Na Catedral, dentro da programação do Conservatório Pernambucano de Música, o sábado recebeu o show 10 Anos Sem Caymmi, com Danilo Caymmi (Voz e Flauta), Flávio Mendes (Violão), Itamar Assiere (Piano), Paulo Vicente (Bateria), Jefferson Lescowich (Baixo) e Nilson Raman (Mestre de Cerimônias). À noite, Ná e Dante Ozzetti, junto à cantora Patrícia Bastos, fizeram uma apresentação emocionante, interpretando o repertório autoral de Dante, como Musa da Música, Dentro  e Fora e Os Passionais.

PARA CARRERO

Homenageado deste ano na Praça da Palavra, espaço do FIG voltado para a literatura, Raimundo Carrero lançou, sábado, o livro Condenados à Vida (Cepe Editora). A obra reúne quatro livros do escritor: Maçã Agreste, Somos Pedras que se Consomem, O Amor Não Tem Bons Sentimentos e Tangolomango.

As atividades para o autor natural de Salgueiro começaram com a leitura dramatizada de Bernarda Soledade: A Tigre do Sertão, pelo grupo Violetas da Aurora, que se debruça sobre a obra de Raimundo.
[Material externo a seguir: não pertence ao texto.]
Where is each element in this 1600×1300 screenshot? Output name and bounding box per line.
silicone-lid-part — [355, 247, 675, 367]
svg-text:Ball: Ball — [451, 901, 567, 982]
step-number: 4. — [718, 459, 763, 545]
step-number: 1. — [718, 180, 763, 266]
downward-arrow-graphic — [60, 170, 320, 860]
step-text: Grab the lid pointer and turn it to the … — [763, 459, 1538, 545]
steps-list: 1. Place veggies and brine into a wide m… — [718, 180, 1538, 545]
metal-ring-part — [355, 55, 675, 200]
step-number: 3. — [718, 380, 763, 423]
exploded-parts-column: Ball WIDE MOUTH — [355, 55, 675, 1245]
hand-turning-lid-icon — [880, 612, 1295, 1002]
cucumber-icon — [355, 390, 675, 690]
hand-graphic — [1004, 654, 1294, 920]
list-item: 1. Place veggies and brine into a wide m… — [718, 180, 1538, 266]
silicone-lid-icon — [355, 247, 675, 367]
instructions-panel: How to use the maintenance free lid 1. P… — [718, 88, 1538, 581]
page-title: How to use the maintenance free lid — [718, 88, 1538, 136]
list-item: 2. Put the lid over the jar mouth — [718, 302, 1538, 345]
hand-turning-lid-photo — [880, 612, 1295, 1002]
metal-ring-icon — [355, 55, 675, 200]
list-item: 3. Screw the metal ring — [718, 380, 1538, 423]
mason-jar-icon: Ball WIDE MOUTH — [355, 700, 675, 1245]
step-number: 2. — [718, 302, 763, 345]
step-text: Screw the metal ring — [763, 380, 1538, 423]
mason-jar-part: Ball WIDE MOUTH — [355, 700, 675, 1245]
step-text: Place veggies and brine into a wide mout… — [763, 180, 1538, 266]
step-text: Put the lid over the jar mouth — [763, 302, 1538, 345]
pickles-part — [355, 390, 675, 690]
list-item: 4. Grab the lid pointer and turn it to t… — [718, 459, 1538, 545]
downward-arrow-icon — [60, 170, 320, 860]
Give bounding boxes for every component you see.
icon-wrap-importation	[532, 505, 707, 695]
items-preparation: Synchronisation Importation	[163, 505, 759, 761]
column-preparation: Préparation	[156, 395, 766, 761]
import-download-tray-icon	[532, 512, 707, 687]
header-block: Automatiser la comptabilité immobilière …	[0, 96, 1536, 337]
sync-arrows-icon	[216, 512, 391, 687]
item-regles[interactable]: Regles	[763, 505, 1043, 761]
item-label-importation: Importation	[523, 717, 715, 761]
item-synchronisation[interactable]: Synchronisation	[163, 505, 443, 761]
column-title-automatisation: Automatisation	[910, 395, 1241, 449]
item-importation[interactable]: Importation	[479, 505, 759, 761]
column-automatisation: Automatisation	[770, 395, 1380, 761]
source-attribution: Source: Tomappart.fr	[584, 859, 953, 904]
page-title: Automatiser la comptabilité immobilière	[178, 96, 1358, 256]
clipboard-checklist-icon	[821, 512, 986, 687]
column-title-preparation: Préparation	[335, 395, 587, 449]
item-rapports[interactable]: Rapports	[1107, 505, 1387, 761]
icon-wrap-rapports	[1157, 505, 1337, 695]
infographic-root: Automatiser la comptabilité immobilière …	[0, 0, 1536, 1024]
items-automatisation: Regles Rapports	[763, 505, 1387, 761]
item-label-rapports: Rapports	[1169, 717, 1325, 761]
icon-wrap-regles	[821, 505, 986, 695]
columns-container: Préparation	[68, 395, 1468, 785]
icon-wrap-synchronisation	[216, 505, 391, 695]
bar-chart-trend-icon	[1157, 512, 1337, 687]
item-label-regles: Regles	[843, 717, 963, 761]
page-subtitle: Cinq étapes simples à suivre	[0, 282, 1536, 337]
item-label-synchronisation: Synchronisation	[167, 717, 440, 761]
Em seguida, foi exibido o documentário Carrero, o Áspero Amável, de Luci Alcântara, que propõe uma imersão no processo criativo do artista e evidencia sua dedicação às letras.

“Toda vez que vejo esse livro fico muito feliz e penso que ali estão trinta anos da minha vida. É o testemunho de que eu existi. Na minha obra, tentei descobrir o mistério da vida”, afirmou.

Carrero conversou ainda com o jornalista e escritor Marcelo Pereira, editor deste JC e responsável pela fotobiografia A Fragmentação do Humano. Marcelo observou que a angústia é um sentimento muito presente no processo do escritor. “A literatura é acompanhada de grande angústia. Só duas coisas não me assustam: a loucura e a velhice”, ressaltou e disse ainda que seu maior sonho, agora, é escrever uma autobiografia.